This can be a neglected part of the assignment writing process.

  • Allocate at least an hour (for an assignment of about 1 to 2,000 words).  It is possible to improve your marks significantly if you take time to proofread.
  • Before you proofread, put your assignment aside for at least half a day (don’t work on it at this time).  When you come to read it again, you will most likely look at it differently.  If at this point you notice a lack of clarity or you are unsure about what you have written, it is probably a good indication that you should make some changes.
  • While it can be helpful to get someone else’s opinion on your writing, it is really important that you learn to be independent as a writer. So before you involve anyone else, try this:
    • Read it to yourself to see if it flows, to see if the ideas are linked, and to see if it makes overall sense.
    • Read it aloud, focussing on punctuation, grammar, and word processing errors.

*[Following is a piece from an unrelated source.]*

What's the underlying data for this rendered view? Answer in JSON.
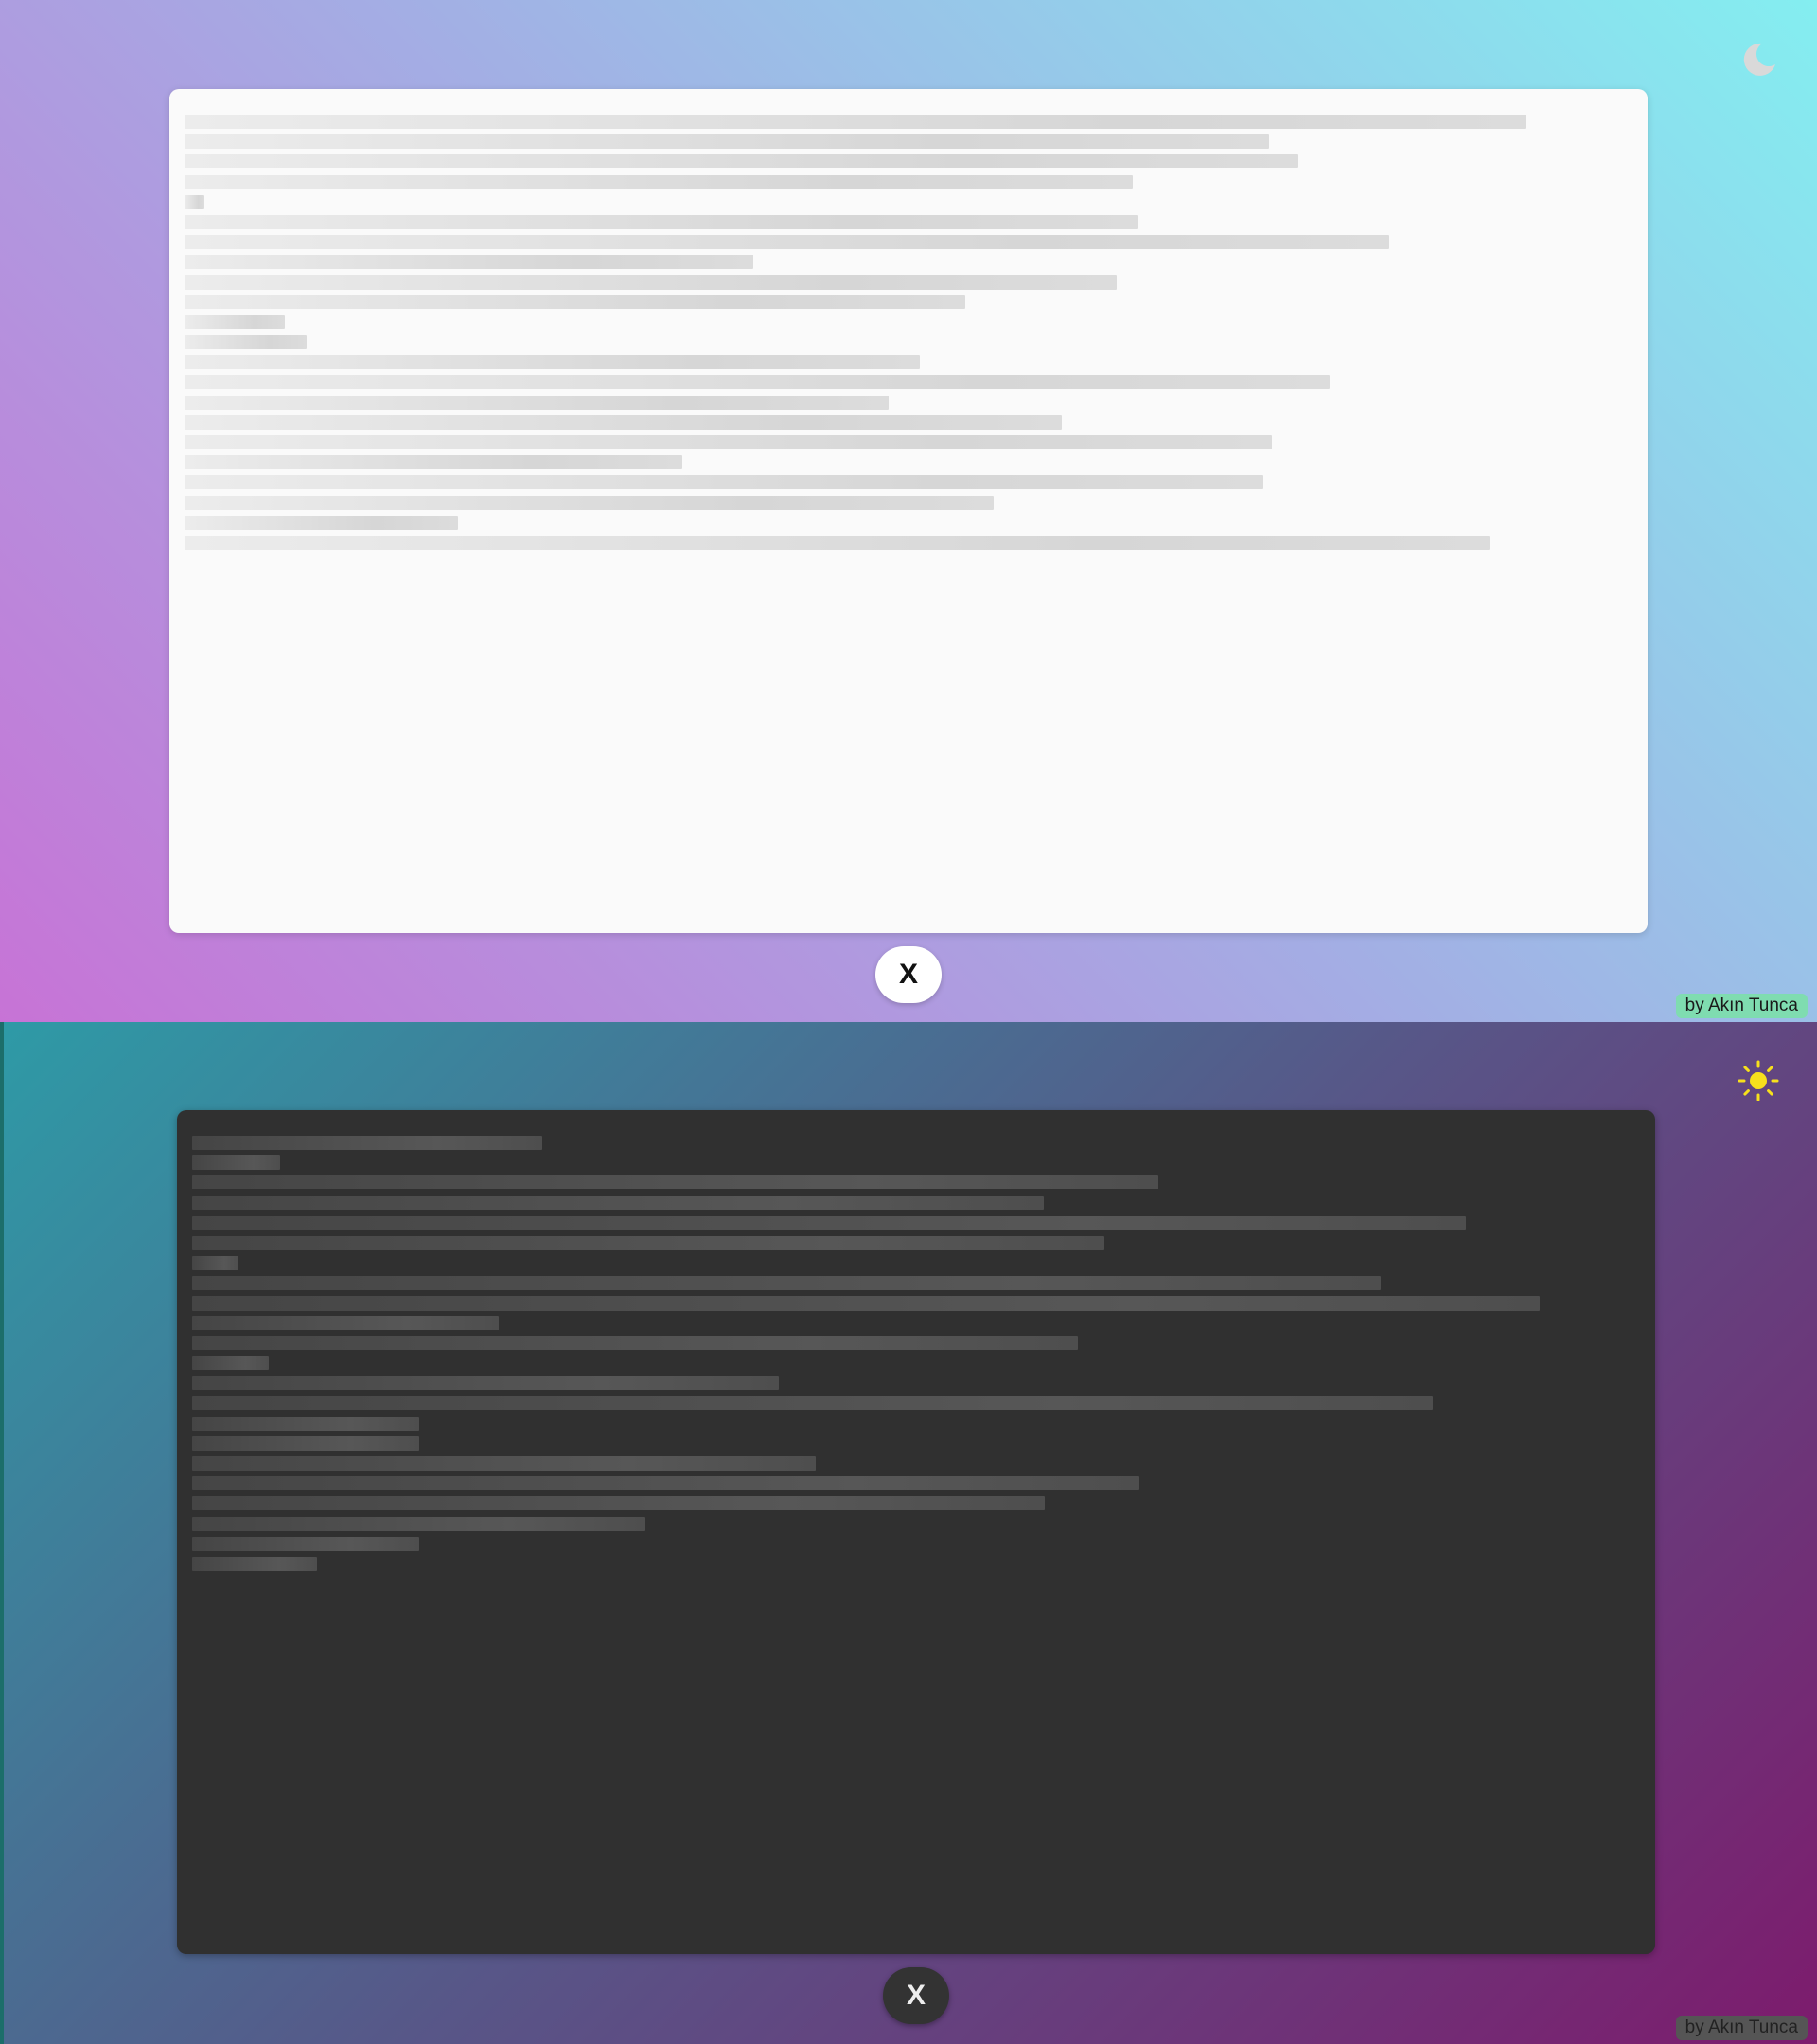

Where you pause for a breath, you will most likely need a comma; a big breath or the end of an idea will most likely need a full stop!
  • If you want to get someone else’s opinion, read it aloud to them and get them to ask questions as you go.  Respond to their questions by being prepared to make changes not by defending what you have written!
  • Do use spell check, but be sure to choose the best option from the list of suggestions.

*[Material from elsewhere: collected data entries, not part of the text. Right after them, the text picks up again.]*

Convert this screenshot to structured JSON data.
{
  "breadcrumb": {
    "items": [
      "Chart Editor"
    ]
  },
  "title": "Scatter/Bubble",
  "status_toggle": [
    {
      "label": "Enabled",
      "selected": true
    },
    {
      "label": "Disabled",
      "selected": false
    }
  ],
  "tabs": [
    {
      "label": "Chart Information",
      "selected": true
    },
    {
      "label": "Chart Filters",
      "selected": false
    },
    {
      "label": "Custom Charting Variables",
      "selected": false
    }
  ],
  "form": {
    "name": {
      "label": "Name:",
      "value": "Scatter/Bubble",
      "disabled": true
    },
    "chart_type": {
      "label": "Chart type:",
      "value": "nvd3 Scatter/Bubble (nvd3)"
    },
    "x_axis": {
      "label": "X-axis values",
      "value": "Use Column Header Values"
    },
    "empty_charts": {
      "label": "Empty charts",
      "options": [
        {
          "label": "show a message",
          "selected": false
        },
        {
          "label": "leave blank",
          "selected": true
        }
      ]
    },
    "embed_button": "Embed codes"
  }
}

When editing, ask yourself whether your work:

  • Meets the style requirements of your school or faculty with regard to print size, font, spacing and specific referencing guidelines.
  • States exactly what you mean as simply as possible without being simplistic.
  • Uses longer as well as shorter sentences.Try to vary sentence length.
  • Is concise.  As a rule of thumb, if you read through your work and you can cut out a word without losing meaning, do so!
  • Uses the most accurate words rather than 'impressive' sounding words.

Consider the following hints:

  • The title should be on a separate page, not the first page of your writing.
  • When referring to a source, you usually use the author's surname and the date of publication; do not include the author’s first name or initial(s).
  • In most (not all) types of academic writing it is best to write in the active voice as often as possible, for example:  Jones (2008, p.47) argues that….. NOT it is argued that……..
  • Use strong verbs. Avoid weak verbs, for example ‘take’ is a weak verb.  It is preferable to choose a strong verb which clearly highlights your point.  The following verbs are much more specific (therefore stronger) than the word ‘take’:
    • Develop
    • Accept
    • Receive
    • Implement
    • Complete
  • Make sure that nouns and verbs agree in number. For example, research is singular, so we use is not are as the verb.
  • It is uncommon to use headings in a short (1 to 2,000 word) essay, although it is more common in longer papers.  Never use the heading “body”.
  • Include a thesis statement for most types of academic writing. The thesis statement represents what you think in response to the question.  Check that you have one. A thesis is not the same as an outline.  The outline states what you might discuss, while the thesis states the argument that you will present. An example outline is: issues to do with justice and implementation of the law will be explained and critiqued in this essay. An example thesis is: the argument that will be presented is that implementation of the law does not always result in the most just outcomes for victims, but this is necessary to ensure that the rights of perpetrators are not violated.